Temperature rises at Fukushima Daiichi unit 4 spent fuel pool

26 April 2011

The water temperature of the Fukushima Daiichi unit 4 spent fuel pool has been approaching boiling over the past week. However, periodic water injection with a concrete pump has reduced water temperatures.

Reactor-by-reactor, system-by-system summary from JAIF as of 26 April
Reactor-by-reactor, system-by-system summary from JAIF as of 26 April; yellow indicates abnormal/unstable; red means damaged/nonfunctional

The spent fuel pool water temperature was 90°C on 22 April before a spray of approximately 46 tons of water. It rose again to 83°C before spraying 140 tons of water on 23 April, and 66°C after. It rose to 86°C before spraying 165 tons of water, and 81°C after, according to a summary from the Japan Atomic Industrial Forum. Because the unit 4 reactor was shut down at the time of the earthquake and tsunami on 11 March, its fuel pool contains not only spent fuel, but also the reactor's current fuel load (a total of more than 1500 fuel rods). TEPCO was planning to inject 210 tons of water into the pool on 25 April, according to a report from Japanese newswire NHK, republished by JAIF. The report adds that concerns about the bearing strength of the building, which has been weakened by the earthquake, had previously limited the amount of water injection. It is now planning to install concrete pillars beneath the pool to stabilise it in case of aftershocks.

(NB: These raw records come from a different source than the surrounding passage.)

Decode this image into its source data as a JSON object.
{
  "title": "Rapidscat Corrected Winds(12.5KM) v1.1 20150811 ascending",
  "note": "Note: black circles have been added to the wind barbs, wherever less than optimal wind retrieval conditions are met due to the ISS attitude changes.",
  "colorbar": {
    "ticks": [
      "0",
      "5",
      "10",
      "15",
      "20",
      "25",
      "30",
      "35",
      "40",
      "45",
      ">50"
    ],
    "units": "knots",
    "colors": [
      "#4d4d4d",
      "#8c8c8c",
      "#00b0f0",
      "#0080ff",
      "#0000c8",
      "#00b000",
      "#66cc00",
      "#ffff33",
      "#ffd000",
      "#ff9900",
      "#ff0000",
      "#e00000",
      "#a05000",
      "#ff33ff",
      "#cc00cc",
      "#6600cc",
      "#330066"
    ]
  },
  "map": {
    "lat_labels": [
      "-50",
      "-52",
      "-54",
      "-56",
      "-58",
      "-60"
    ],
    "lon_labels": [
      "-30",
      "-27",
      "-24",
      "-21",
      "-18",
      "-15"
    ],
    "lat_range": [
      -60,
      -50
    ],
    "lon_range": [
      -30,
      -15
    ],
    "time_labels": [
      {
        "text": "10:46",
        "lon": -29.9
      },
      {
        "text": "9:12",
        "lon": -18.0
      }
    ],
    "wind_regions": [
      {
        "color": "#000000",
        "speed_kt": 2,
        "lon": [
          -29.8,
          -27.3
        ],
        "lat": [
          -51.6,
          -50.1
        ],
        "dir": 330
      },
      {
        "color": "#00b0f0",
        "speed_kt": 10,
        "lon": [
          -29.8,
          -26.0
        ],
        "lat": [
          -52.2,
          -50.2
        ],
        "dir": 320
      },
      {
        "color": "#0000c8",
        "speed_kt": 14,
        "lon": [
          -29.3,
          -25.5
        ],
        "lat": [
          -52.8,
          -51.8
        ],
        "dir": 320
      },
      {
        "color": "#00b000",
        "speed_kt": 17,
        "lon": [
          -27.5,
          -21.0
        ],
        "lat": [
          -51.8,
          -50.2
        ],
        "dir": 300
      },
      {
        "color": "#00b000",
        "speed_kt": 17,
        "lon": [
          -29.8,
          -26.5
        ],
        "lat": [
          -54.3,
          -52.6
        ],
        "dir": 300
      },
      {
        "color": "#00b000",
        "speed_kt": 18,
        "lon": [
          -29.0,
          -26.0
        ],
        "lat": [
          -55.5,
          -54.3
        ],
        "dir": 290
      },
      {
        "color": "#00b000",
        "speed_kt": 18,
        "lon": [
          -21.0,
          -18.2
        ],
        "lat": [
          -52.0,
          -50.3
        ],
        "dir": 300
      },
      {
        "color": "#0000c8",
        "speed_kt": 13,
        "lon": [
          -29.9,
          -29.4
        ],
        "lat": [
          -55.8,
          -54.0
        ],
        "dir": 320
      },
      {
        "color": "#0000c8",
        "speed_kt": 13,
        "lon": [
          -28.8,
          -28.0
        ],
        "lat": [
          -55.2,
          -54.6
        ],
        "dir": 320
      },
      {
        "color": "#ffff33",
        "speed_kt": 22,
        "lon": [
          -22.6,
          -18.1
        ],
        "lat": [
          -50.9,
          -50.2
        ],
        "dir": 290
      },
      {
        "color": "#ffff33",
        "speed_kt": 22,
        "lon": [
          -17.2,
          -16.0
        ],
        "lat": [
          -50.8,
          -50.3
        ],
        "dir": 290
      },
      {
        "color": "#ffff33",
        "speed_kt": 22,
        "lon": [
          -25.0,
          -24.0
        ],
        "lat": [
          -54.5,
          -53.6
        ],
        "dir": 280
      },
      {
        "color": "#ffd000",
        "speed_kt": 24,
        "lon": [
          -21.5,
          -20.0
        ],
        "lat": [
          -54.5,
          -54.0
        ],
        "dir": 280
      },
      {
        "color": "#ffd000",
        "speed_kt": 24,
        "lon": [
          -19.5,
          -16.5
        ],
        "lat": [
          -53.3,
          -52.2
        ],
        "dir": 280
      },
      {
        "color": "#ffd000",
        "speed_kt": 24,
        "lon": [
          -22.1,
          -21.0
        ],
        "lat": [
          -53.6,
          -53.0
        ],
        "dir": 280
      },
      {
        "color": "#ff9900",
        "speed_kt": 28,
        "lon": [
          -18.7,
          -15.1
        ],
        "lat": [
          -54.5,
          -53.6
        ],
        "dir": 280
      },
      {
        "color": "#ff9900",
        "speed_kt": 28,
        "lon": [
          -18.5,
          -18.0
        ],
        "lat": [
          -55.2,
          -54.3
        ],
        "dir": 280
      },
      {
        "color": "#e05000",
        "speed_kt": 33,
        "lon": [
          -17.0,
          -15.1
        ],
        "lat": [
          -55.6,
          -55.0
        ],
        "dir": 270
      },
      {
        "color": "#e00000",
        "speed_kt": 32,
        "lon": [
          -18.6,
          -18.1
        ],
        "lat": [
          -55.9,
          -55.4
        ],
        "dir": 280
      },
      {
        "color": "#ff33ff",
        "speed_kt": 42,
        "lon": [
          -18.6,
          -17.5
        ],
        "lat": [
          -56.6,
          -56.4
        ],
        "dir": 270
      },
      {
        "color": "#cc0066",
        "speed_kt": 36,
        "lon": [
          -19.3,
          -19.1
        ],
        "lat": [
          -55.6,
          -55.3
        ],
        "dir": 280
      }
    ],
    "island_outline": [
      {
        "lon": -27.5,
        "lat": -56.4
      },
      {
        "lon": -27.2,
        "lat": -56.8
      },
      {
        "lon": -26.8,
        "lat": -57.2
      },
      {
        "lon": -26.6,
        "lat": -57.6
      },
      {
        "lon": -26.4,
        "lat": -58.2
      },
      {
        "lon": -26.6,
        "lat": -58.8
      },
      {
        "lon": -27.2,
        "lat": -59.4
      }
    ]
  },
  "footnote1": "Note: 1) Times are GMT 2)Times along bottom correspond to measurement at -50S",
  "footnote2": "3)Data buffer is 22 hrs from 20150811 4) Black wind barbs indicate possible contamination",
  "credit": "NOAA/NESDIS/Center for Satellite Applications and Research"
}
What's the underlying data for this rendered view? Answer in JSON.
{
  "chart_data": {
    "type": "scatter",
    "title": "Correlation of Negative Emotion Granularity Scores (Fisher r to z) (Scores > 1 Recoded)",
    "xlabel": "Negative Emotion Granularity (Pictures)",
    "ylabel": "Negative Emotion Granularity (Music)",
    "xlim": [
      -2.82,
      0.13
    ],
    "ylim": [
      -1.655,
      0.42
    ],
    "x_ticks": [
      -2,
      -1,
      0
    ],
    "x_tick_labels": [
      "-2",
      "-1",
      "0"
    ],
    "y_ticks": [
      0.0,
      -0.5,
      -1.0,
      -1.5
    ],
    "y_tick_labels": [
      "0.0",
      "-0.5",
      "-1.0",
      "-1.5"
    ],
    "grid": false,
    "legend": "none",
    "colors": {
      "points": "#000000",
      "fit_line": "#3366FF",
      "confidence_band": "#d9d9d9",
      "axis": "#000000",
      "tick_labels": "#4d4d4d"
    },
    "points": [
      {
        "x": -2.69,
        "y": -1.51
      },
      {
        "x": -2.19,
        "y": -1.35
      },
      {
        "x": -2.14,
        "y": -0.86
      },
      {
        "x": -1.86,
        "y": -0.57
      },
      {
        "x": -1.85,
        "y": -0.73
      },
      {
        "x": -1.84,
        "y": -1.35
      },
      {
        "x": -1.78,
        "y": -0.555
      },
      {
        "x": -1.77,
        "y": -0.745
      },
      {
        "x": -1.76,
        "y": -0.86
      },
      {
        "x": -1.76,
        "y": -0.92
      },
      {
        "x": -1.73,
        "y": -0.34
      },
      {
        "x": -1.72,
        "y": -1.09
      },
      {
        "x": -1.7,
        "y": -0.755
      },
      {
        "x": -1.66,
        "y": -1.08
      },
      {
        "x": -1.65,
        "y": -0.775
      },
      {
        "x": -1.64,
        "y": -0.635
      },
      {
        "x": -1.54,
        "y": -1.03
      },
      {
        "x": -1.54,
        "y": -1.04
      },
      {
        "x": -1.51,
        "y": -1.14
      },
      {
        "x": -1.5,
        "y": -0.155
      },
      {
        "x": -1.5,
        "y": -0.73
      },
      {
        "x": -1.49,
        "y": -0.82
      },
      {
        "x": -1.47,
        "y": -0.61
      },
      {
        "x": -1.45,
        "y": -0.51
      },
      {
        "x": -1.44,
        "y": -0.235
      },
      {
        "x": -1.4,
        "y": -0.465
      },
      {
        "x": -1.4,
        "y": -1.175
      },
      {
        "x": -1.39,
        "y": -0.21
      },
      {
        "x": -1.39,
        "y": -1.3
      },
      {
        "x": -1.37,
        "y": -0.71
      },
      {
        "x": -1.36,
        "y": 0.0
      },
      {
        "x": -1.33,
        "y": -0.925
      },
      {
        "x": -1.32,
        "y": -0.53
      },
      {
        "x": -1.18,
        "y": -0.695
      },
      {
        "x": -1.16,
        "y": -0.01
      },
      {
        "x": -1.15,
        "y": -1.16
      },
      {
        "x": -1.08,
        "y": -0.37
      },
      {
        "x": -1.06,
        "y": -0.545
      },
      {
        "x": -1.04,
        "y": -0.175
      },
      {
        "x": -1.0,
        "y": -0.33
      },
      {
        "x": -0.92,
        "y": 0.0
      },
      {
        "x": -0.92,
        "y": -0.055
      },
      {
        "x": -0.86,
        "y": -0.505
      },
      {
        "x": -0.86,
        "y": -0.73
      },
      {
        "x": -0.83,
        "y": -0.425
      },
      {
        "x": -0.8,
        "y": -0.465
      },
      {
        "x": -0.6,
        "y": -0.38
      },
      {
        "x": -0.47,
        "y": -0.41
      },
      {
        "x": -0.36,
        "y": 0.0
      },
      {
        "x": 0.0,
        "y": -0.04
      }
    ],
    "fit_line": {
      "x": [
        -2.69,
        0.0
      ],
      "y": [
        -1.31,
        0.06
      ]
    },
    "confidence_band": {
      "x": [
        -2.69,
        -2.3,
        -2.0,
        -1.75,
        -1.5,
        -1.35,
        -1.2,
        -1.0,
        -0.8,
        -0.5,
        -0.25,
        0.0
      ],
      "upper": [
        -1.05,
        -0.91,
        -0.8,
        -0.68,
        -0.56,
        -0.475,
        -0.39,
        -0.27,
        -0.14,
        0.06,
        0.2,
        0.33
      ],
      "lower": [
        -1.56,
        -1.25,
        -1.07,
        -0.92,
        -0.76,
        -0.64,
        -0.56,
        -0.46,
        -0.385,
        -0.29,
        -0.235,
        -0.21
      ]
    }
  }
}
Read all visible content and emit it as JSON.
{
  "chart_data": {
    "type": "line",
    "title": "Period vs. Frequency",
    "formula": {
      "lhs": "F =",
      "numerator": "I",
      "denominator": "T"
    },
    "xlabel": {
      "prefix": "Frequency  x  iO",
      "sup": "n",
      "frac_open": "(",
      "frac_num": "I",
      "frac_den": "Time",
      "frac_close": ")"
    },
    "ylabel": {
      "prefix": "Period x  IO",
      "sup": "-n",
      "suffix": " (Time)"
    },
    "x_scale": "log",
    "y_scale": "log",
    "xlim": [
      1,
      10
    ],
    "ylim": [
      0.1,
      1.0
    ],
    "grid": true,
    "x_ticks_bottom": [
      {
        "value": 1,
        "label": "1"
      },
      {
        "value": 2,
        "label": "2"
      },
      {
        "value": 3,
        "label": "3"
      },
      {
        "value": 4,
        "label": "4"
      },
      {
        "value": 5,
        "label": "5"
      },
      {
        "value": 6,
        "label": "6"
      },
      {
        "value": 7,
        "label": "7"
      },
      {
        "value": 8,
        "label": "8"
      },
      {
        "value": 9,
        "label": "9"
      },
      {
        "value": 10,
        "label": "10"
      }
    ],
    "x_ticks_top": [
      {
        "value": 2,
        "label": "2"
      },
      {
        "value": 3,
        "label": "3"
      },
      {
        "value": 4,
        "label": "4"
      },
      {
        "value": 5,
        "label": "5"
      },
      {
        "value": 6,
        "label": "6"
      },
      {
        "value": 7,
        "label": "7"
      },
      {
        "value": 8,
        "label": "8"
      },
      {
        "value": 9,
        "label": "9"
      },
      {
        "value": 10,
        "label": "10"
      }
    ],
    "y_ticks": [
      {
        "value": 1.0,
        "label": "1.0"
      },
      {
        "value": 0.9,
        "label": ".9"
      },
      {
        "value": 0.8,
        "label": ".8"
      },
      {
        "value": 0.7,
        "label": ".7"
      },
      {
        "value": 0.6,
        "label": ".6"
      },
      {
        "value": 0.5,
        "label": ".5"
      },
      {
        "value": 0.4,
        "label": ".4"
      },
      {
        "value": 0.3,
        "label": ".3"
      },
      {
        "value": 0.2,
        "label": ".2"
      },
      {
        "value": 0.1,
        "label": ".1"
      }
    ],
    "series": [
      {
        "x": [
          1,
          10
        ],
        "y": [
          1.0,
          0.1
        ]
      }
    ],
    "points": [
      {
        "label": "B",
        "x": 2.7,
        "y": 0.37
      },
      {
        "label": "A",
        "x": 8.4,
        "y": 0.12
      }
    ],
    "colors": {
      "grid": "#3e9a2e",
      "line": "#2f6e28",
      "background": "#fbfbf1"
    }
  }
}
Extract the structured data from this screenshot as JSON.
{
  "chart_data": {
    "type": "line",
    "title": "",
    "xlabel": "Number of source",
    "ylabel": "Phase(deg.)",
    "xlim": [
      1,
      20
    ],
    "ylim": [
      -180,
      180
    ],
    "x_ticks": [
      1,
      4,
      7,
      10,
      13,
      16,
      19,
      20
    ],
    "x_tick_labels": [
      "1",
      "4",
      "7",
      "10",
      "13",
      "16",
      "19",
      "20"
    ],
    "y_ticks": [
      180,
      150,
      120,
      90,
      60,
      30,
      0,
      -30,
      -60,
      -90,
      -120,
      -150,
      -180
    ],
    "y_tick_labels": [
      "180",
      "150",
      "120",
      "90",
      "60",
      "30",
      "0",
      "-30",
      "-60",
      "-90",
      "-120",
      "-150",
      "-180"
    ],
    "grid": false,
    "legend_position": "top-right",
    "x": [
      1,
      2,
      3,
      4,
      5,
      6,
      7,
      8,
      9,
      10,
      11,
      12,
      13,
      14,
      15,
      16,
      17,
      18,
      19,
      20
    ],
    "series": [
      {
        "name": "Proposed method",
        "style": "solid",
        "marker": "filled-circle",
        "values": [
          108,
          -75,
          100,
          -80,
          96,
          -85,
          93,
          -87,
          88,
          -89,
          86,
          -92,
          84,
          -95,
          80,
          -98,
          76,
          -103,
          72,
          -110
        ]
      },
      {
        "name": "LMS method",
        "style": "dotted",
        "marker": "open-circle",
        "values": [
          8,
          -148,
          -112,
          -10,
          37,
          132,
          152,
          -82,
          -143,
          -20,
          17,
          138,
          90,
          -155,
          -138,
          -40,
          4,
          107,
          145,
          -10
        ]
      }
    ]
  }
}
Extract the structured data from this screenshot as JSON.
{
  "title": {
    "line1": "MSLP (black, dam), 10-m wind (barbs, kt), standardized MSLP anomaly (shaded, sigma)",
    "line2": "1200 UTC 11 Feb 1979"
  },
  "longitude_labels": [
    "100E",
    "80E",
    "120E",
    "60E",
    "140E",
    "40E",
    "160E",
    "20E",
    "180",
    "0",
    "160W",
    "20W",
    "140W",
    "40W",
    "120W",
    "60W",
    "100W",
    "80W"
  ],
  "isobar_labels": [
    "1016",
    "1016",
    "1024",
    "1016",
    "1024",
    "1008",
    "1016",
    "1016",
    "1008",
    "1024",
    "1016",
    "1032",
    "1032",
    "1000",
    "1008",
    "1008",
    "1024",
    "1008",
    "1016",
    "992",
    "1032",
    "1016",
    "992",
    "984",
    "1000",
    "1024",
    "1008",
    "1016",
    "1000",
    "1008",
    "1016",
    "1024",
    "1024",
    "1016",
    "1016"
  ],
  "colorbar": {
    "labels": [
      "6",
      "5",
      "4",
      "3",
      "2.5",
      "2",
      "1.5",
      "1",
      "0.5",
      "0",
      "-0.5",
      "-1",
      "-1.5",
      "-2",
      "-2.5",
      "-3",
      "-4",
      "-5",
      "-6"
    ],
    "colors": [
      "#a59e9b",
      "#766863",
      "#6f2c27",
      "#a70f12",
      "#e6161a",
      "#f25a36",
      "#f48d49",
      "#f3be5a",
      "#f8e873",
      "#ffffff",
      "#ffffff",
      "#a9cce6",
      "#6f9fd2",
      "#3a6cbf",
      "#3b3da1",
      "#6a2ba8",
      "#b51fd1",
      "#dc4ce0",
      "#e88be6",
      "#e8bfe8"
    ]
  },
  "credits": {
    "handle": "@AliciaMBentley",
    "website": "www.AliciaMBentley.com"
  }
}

In other news, the temporary 6.9kV emergency power source went offline for three hours on 25 April as workers connected the high-voltage power panels at units 1&2 to that at units 5&6. Emergency reactor cooling pumps were switched to a temporary diesel generator. NHK reports that the work is intended to secure electricity supply in the case of another earthquake; in case any one of three outside sources of power is cut off, another source can be used.

Also, JAIF reports on the convening of the first meeting on compensation for nuclear damage on 15 April. The panel is led by law professor Yoshihisa Nomi of Tokyo's Gakushuin University. Because the accident is caused by a natural disaster, the government is likely to pay out a maximum of JPY120 billion per company, or $1.46 billion. Guidelines are due in July.